No tuvo que esperar nada, enseguida entro en su cuerpo algo filoso, y la abrió de un lado a otro, y la sangre salió, dicen que fue mucha.

Algunos dicen que él esperó al lado de ella toda llena de rojo, con los pancitos en una mano y el cuchillo en la otra, algunos dicen que lo primero que dijo cuando llegaron fue “tardaron mucho”, otros dicen que dijo “fue sin querer”, otros dicen que la madre dijo que él no se dio cuenta.

Alguien dijo que llamaron por teléfono a alguien, que la policía llegó antes que la mamá notara que la hija no volvía del almacén, que las bicicletas se agolparon detrás de la ambulancia y la policía.

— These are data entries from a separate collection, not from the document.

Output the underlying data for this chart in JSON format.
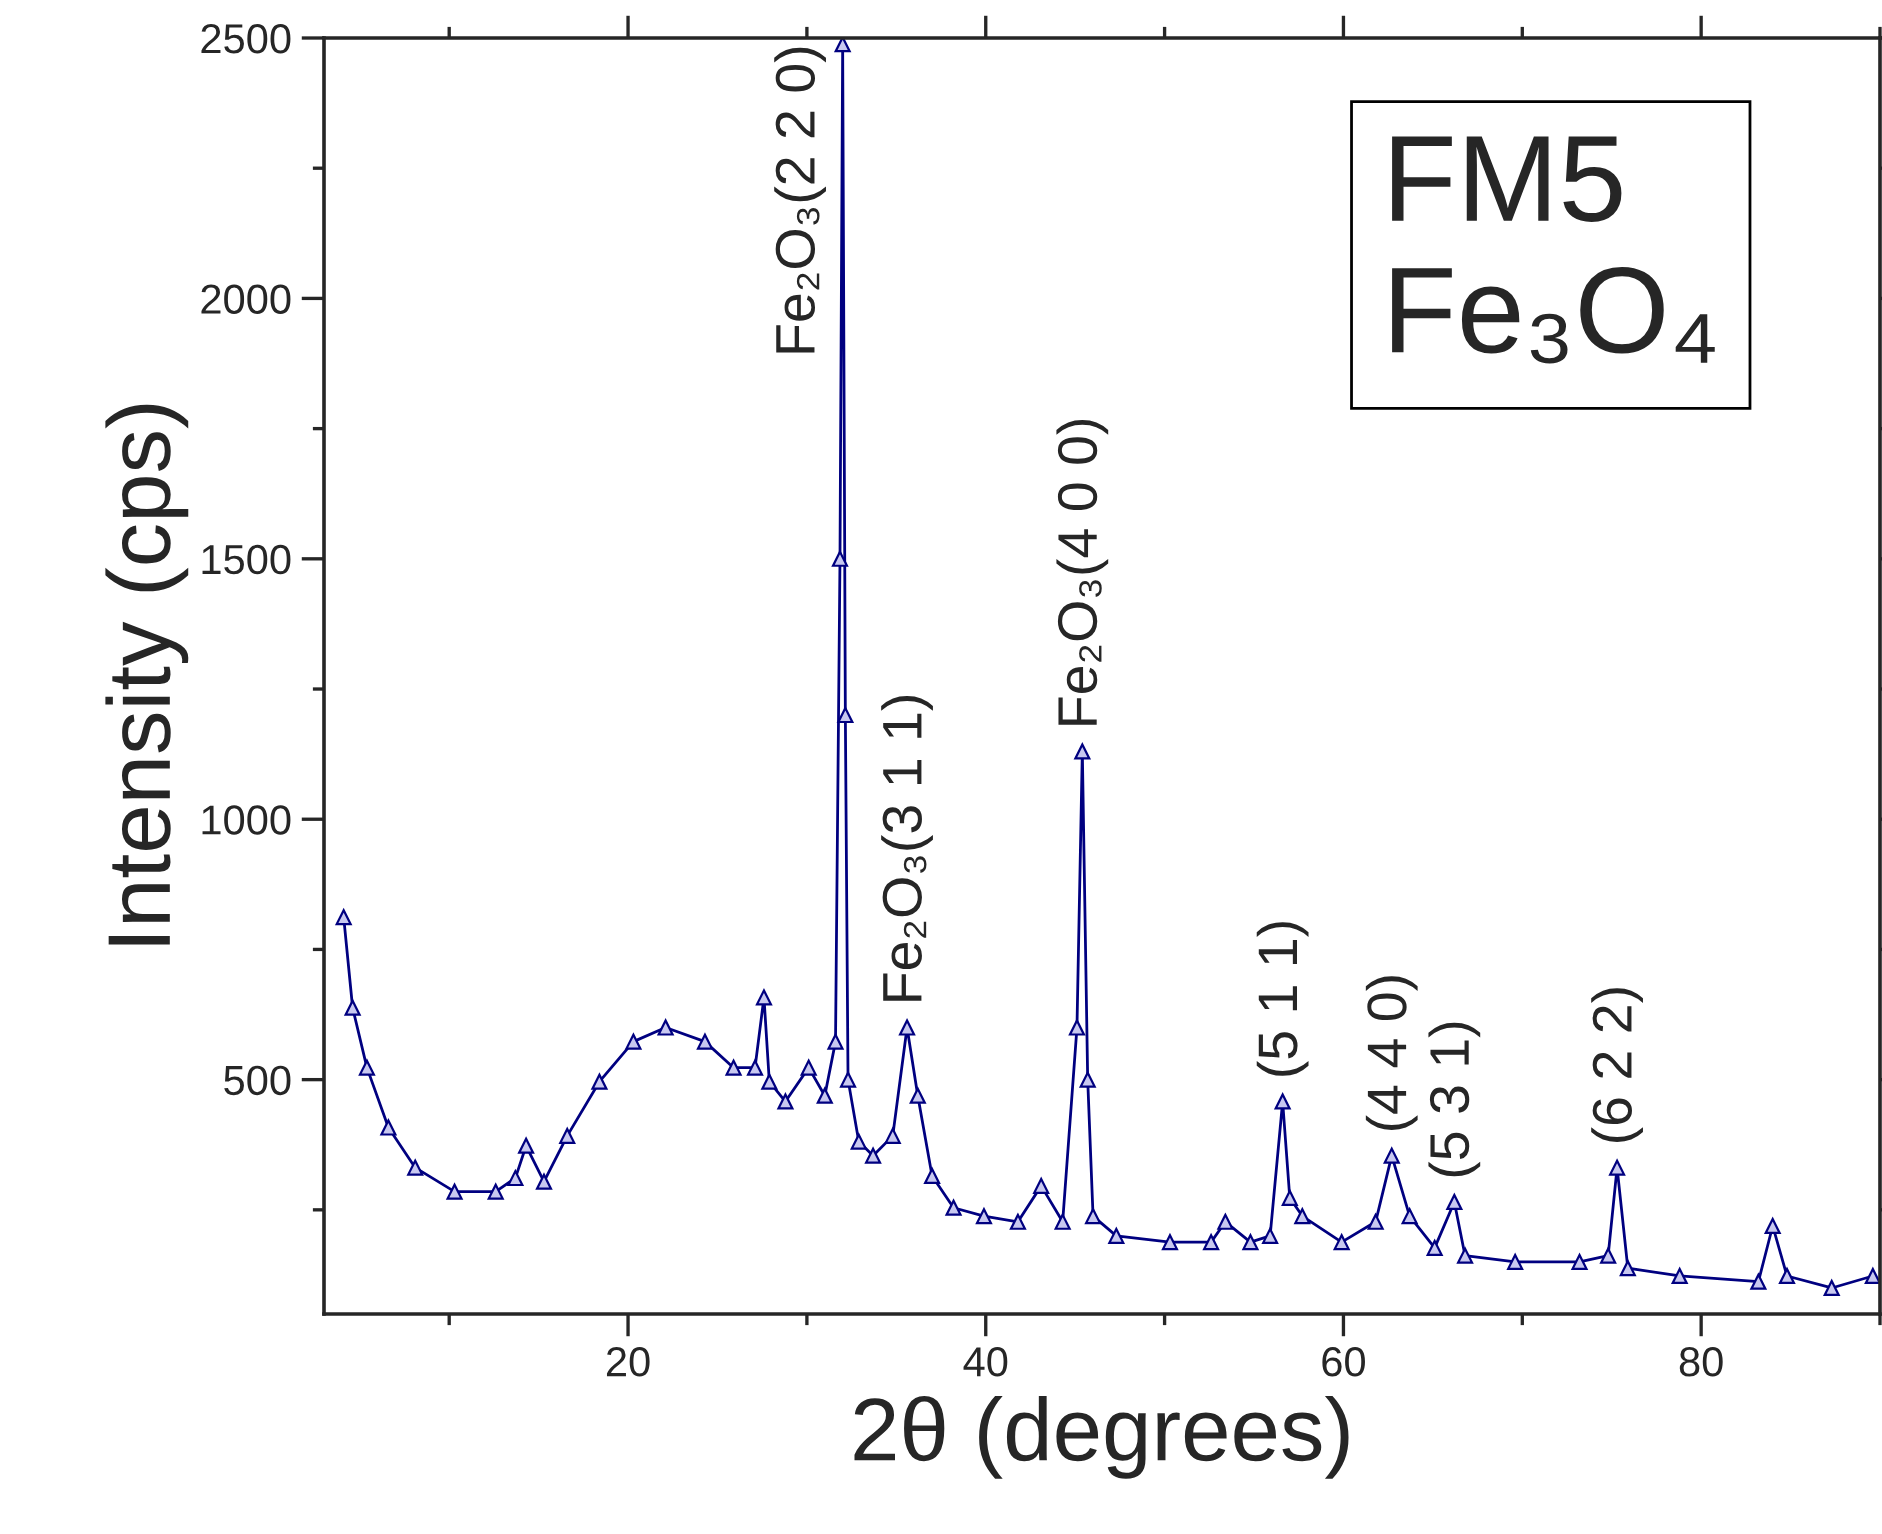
{
  "chart_data": {
    "type": "line",
    "xlabel": "2θ (degrees)",
    "ylabel": "Intensity (cps)",
    "xlim": [
      3,
      90
    ],
    "ylim": [
      50,
      2500
    ],
    "xticks": [
      20,
      40,
      60,
      80
    ],
    "yticks": [
      500,
      1000,
      1500,
      2000,
      2500
    ],
    "grid": false,
    "legend": false,
    "marker": "triangle",
    "line_style": "solid",
    "series": [
      {
        "color": "#000080",
        "x": [
          4.1,
          4.6,
          5.4,
          6.6,
          8.1,
          10.3,
          12.6,
          13.7,
          14.3,
          15.3,
          16.6,
          18.4,
          20.3,
          22.1,
          24.3,
          25.9,
          27.1,
          27.6,
          27.9,
          28.8,
          30.1,
          31.0,
          31.6,
          31.85,
          32.0,
          32.15,
          32.3,
          32.9,
          33.7,
          34.8,
          35.6,
          36.2,
          37.0,
          38.2,
          39.9,
          41.8,
          43.1,
          44.3,
          45.1,
          45.4,
          45.7,
          46.0,
          47.3,
          50.3,
          52.6,
          53.4,
          54.8,
          55.9,
          56.6,
          57.0,
          57.7,
          59.9,
          61.8,
          62.7,
          63.7,
          65.1,
          66.2,
          66.8,
          69.6,
          73.2,
          74.8,
          75.3,
          75.9,
          78.8,
          83.2,
          84.0,
          84.8,
          87.3,
          89.6
        ],
        "values": [
          812,
          638,
          523,
          408,
          331,
          285,
          285,
          311,
          373,
          304,
          392,
          496,
          573,
          600,
          573,
          523,
          523,
          658,
          496,
          458,
          523,
          469,
          573,
          1500,
          2488,
          1200,
          500,
          381,
          354,
          392,
          600,
          469,
          315,
          254,
          238,
          227,
          296,
          227,
          600,
          1130,
          500,
          238,
          200,
          188,
          188,
          227,
          188,
          200,
          458,
          273,
          238,
          188,
          227,
          354,
          238,
          177,
          265,
          162,
          150,
          150,
          162,
          331,
          138,
          123,
          112,
          219,
          123,
          100,
          123
        ]
      }
    ],
    "annotations": [
      {
        "text": "Fe₂O₃(2 2 0)",
        "x": 32.0,
        "y": 2488
      },
      {
        "text": "Fe₂O₃(3 1 1)",
        "x": 35.6,
        "y": 600
      },
      {
        "text": "Fe₂O₃(4 0 0)",
        "x": 45.4,
        "y": 1130
      },
      {
        "text": "(5 1 1)",
        "x": 56.6,
        "y": 458
      },
      {
        "text": "(4 4 0)",
        "x": 62.7,
        "y": 354
      },
      {
        "text": "(5 3 1)",
        "x": 66.2,
        "y": 265
      },
      {
        "text": "(6 2 2)",
        "x": 75.3,
        "y": 331
      },
      "FM5",
      "Fe₃O₄"
    ]
  }
}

Ese día estábamos mirando la tele, algún programa bizarro de Roberto Galán, cuando sonó el teléfono. Era mi papá, que trabajaba en el pueblo del lado, en donde una chica de mi misma edad salió ese día, a la misma hora que yo salí de la escuela, a comprar pan al almacén de la esquina, que la mataron, ahí no más, a unos pasos de su casa.

Mi mamá colgó el teléfono congelada, solo pudo decir unas pocas palabras, algunas máximas hechas fragmentos:

“No van más solas a ningún lado”.

“No salen solas a la siesta”.

Y también dijo, ese día lo decidió: “No habría que comer más pan”.